The AI Mirror Stage

Doron Darnov

Doron Darnov is a PhD candidate in Literary Studies at the University of Wisconsin-Madison. His research explores the environmental humanities, algorithmic media, and critical theory.

In February 2024, OpenAI revealed Sora, an AI model capable of generating video “featuring highly detailed scenes” and “complex camera motion” from prompts as short as a single sentence. Promotional materials released alongside the announcement show a woman walking down a glowing Tokyo street, some golden retriever puppies playing in the snow, and, perhaps most significantly of all, a wall of vintage CRT TVs stacked on top of each other, each screen flickering in and out with a seemingly patternless assortment of images.

Prompt: “The camera rotates around a large stack of vintage televisions all showing different programs — 1950s sci-fi movies, horror movies, news, static, a 1970s sitcom, etc, set inside a large New York museum gallery.”

The prompt used to generate the video describes the stack of TVs sitting inside “a large New York museum gallery.” Sora’s slow pan indeed bears the feel of a curatorial gaze. It presents the disembodied equivalent of a sweeping arm that gestures towards the expansiveness of a growing exhibition. If there is any subjectivity standing behind the camera, it might be the subjectivity of an artist looking back at a collection of their own creations. From this perspective, perhaps we might read Sora’s TV screens as a gallery of its own digital paintings, as if each screen traps one of its previously generated (or forthcoming) videos in a frame of vintage plastic.
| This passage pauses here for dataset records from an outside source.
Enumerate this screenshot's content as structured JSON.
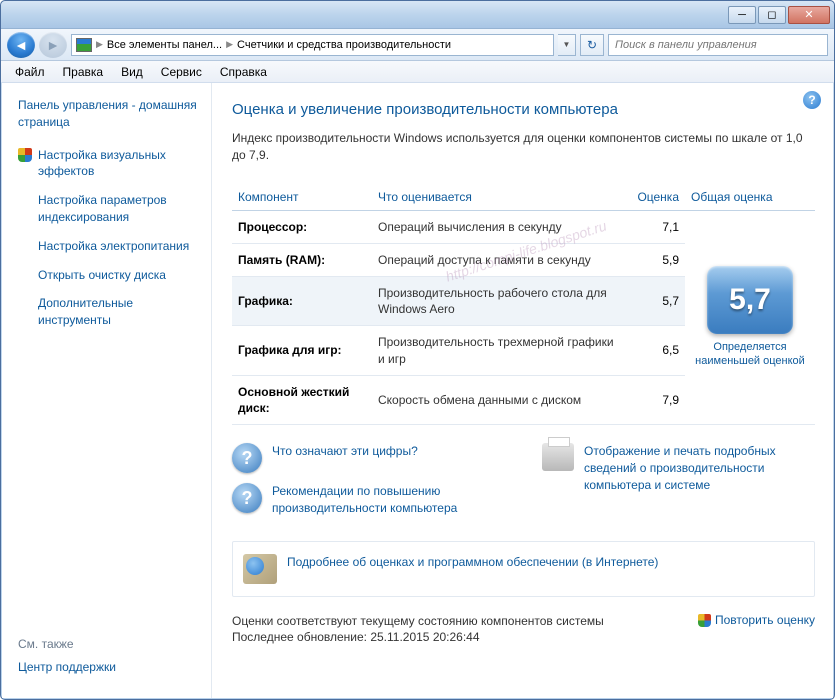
{
  "breadcrumb": {
    "item1": "Все элементы панел...",
    "item2": "Счетчики и средства производительности"
  },
  "search": {
    "placeholder": "Поиск в панели управления"
  },
  "menu": {
    "file": "Файл",
    "edit": "Правка",
    "view": "Вид",
    "tools": "Сервис",
    "help": "Справка"
  },
  "sidebar": {
    "home": "Панель управления - домашняя страница",
    "link1": "Настройка визуальных эффектов",
    "link2": "Настройка параметров индексирования",
    "link3": "Настройка электропитания",
    "link4": "Открыть очистку диска",
    "link5": "Дополнительные инструменты",
    "seealso_hdr": "См. также",
    "seealso1": "Центр поддержки"
  },
  "page": {
    "title": "Оценка и увеличение производительности компьютера",
    "desc": "Индекс производительности Windows используется для оценки компонентов системы по шкале от 1,0 до 7,9.",
    "col1": "Компонент",
    "col2": "Что оценивается",
    "col3": "Оценка",
    "col4": "Общая оценка",
    "rows": [
      {
        "c": "Процессор:",
        "d": "Операций вычисления в секунду",
        "s": "7,1"
      },
      {
        "c": "Память (RAM):",
        "d": "Операций доступа к памяти в секунду",
        "s": "5,9"
      },
      {
        "c": "Графика:",
        "d": "Производительность рабочего стола для Windows Aero",
        "s": "5,7"
      },
      {
        "c": "Графика для игр:",
        "d": "Производительность трехмерной графики и игр",
        "s": "6,5"
      },
      {
        "c": "Основной жесткий диск:",
        "d": "Скорость обмена данными с диском",
        "s": "7,9"
      }
    ],
    "base_score": "5,7",
    "base_sub": "Определяется наименьшей оценкой",
    "q1": "Что означают эти цифры?",
    "q2": "Рекомендации по повышению производительности компьютера",
    "print": "Отображение и печать подробных сведений о производительности компьютера и системе",
    "learn": "Подробнее об оценках и программном обеспечении (в Интернете)",
    "status1": "Оценки соответствуют текущему состоянию компонентов системы",
    "status2": "Последнее обновление: 25.11.2015 20:26:44",
    "rerun": "Повторить оценку"
  },
  "watermark": "http://compi-life.blogspot.ru"
}
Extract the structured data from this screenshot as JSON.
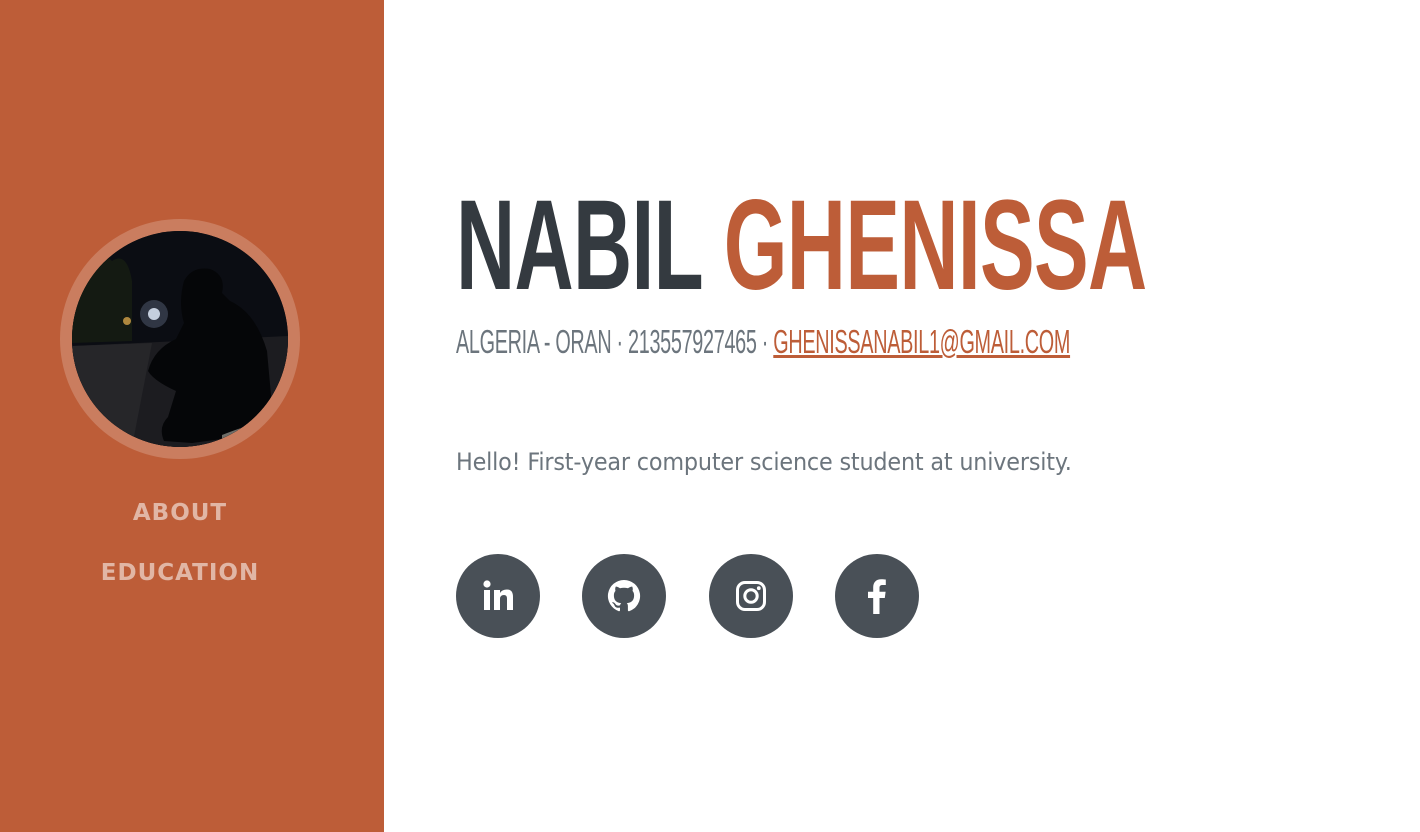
{
  "sidebar": {
    "avatar_alt": "profile photo",
    "nav": [
      {
        "label": "ABOUT"
      },
      {
        "label": "EDUCATION"
      }
    ]
  },
  "header": {
    "first_name": "NABIL",
    "last_name": "GHENISSA"
  },
  "contact": {
    "location": "ALGERIA - ORAN",
    "separator": " · ",
    "phone": "213557927465",
    "email": "GHENISSANABIL1@GMAIL.COM"
  },
  "about": {
    "lead": "Hello! First-year computer science student at university."
  },
  "socials": [
    {
      "icon": "linkedin-icon"
    },
    {
      "icon": "github-icon"
    },
    {
      "icon": "instagram-icon"
    },
    {
      "icon": "facebook-icon"
    }
  ],
  "colors": {
    "primary": "#bd5d38",
    "dark": "#343a40",
    "muted": "#6c757d",
    "social_bg": "#495057"
  }
}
In the whirling procession of these AI-generated channels—each screen a kind of simulation within a simulation—The TVs provide a surface for Sora to witness its manifold creation of untold millions of images wrought across untold millions of computer and smartphone screens.
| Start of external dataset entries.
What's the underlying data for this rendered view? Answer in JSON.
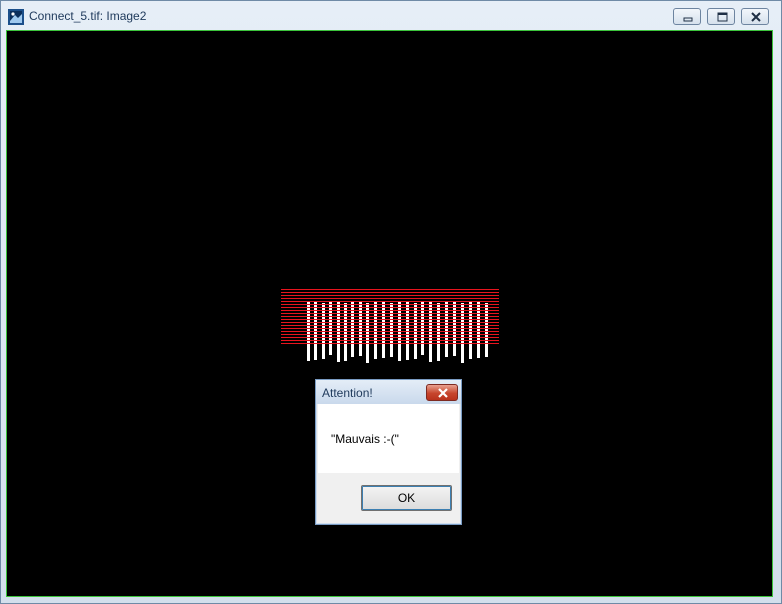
{
  "window": {
    "title": "Connect_5.tif: Image2",
    "controls": [
      "minimize-icon",
      "restore-icon",
      "close-icon"
    ]
  },
  "canvas": {
    "background": "#000000",
    "frame_color": "#3cc43c",
    "stripe_color": "#e8141e",
    "bar_color": "#ffffff"
  },
  "dialog": {
    "title": "Attention!",
    "message": "\"Mauvais :-(\"",
    "ok_label": "OK",
    "close_icon": "close-icon"
  }
}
Along these lines, maybe we should say that the TVs are not TVs at all—that they, are instead, mirrors. As digital code, the only way for Sora to see itself is to see the things that it has made. In its wall of flickering screens, it gazes back on itself: it sees its own split, cracked, and refracted form, infinitely scattered across the proliferating field of images that it has generated (or, proleptically, will generate).
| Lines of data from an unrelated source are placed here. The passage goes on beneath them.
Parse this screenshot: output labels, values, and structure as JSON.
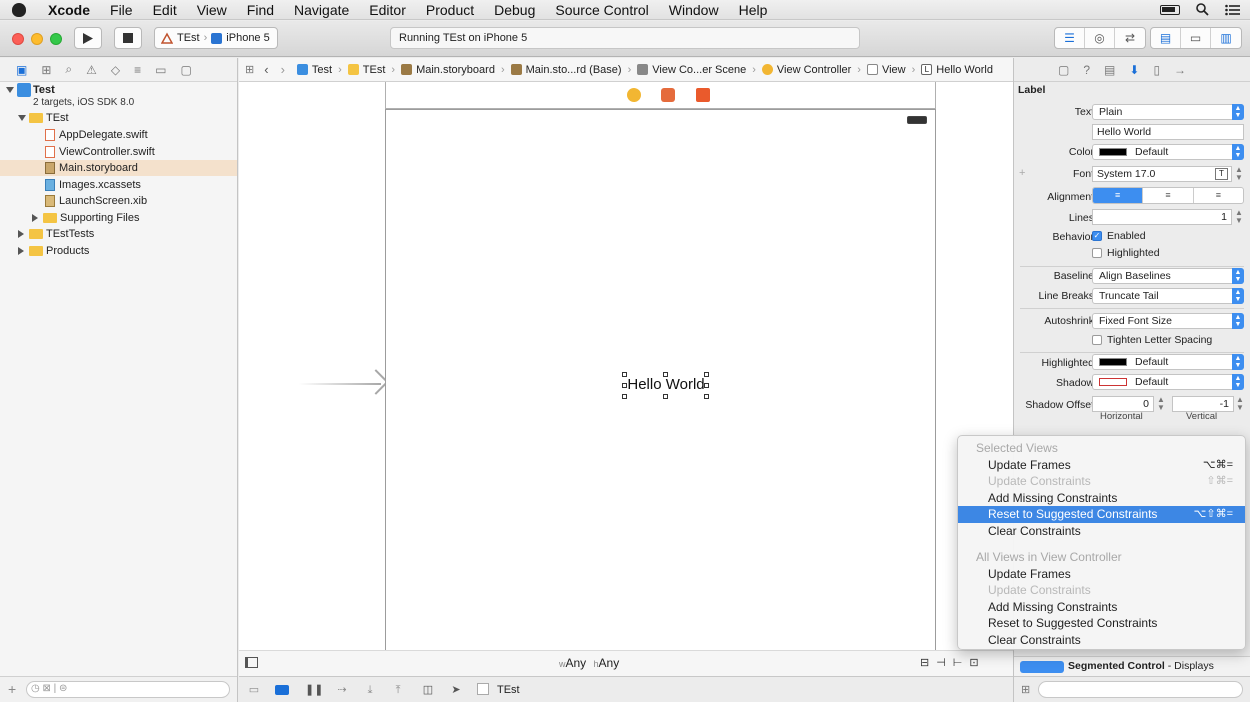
{
  "menubar": {
    "app": "Xcode",
    "items": [
      "File",
      "Edit",
      "View",
      "Find",
      "Navigate",
      "Editor",
      "Product",
      "Debug",
      "Source Control",
      "Window",
      "Help"
    ]
  },
  "toolbar": {
    "scheme": "TEst",
    "device": "iPhone 5",
    "status": "Running TEst on iPhone 5"
  },
  "navigator": {
    "project": {
      "name": "Test",
      "subtitle": "2 targets, iOS SDK 8.0"
    },
    "items": [
      {
        "label": "TEst"
      },
      {
        "label": "AppDelegate.swift"
      },
      {
        "label": "ViewController.swift"
      },
      {
        "label": "Main.storyboard"
      },
      {
        "label": "Images.xcassets"
      },
      {
        "label": "LaunchScreen.xib"
      },
      {
        "label": "Supporting Files"
      },
      {
        "label": "TEstTests"
      },
      {
        "label": "Products"
      }
    ]
  },
  "jumpbar": {
    "crumbs": [
      "Test",
      "TEst",
      "Main.storyboard",
      "Main.sto...rd (Base)",
      "View Co...er Scene",
      "View Controller",
      "View",
      "Hello World"
    ]
  },
  "canvas": {
    "label_text": "Hello World",
    "size_class_w": "w",
    "size_class_w_val": "Any",
    "size_class_h": "h",
    "size_class_h_val": "Any"
  },
  "editor_bottom": {
    "scheme": "TEst"
  },
  "inspector": {
    "section": "Label",
    "text_label": "Text",
    "text_type": "Plain",
    "text_value": "Hello World",
    "color_label": "Color",
    "color_value": "Default",
    "font_label": "Font",
    "font_value": "System 17.0",
    "alignment_label": "Alignment",
    "lines_label": "Lines",
    "lines_value": "1",
    "behavior_label": "Behavior",
    "enabled_label": "Enabled",
    "highlighted_label": "Highlighted",
    "baseline_label": "Baseline",
    "baseline_value": "Align Baselines",
    "linebreaks_label": "Line Breaks",
    "linebreaks_value": "Truncate Tail",
    "autoshrink_label": "Autoshrink",
    "autoshrink_value": "Fixed Font Size",
    "tighten_label": "Tighten Letter Spacing",
    "highlighted_color_label": "Highlighted",
    "highlighted_color_value": "Default",
    "shadow_label": "Shadow",
    "shadow_value": "Default",
    "shadow_offset_label": "Shadow Offset",
    "shadow_h": "0",
    "shadow_v": "-1",
    "horizontal_label": "Horizontal",
    "vertical_label": "Vertical",
    "library_item": "Segmented Control",
    "library_item_desc": " - Displays"
  },
  "resolve_menu": {
    "header1": "Selected Views",
    "items1": [
      {
        "label": "Update Frames",
        "shortcut": "⌥⌘=",
        "state": "normal"
      },
      {
        "label": "Update Constraints",
        "shortcut": "⇧⌘=",
        "state": "disabled"
      },
      {
        "label": "Add Missing Constraints",
        "shortcut": "",
        "state": "normal"
      },
      {
        "label": "Reset to Suggested Constraints",
        "shortcut": "⌥⇧⌘=",
        "state": "highlighted"
      },
      {
        "label": "Clear Constraints",
        "shortcut": "",
        "state": "normal"
      }
    ],
    "header2": "All Views in View Controller",
    "items2": [
      {
        "label": "Update Frames",
        "shortcut": "",
        "state": "normal"
      },
      {
        "label": "Update Constraints",
        "shortcut": "",
        "state": "disabled"
      },
      {
        "label": "Add Missing Constraints",
        "shortcut": "",
        "state": "normal"
      },
      {
        "label": "Reset to Suggested Constraints",
        "shortcut": "",
        "state": "normal"
      },
      {
        "label": "Clear Constraints",
        "shortcut": "",
        "state": "normal"
      }
    ]
  },
  "colors": {
    "accent": "#3d87e4",
    "selection": "#f4e1cc",
    "folder": "#f4c443"
  }
}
Lacan suggests that the mirror stage presents the child with an image of themself as a unified whole. Allowing the child to imagine the completeness of their body, the reflection demarcates a previously ambiguous boundary between I and not I. As disembodied code, Sora’s mirror stage would not offer the same experience. While the child’s reflection prompts them to recognize themself as a distinct body and boundary, Sora’s reflection prompts it to recognize itself as an amorphous smear of images blinking in a staccato rhythm of flickering screens. For Sora, the Imaginary does not manifest in an image of its body—for it has none—but in the invisible non-being whose gaze controls the slow pan of the camera.

What are we to make of this machine that learns to see itself precisely by not seeing itself?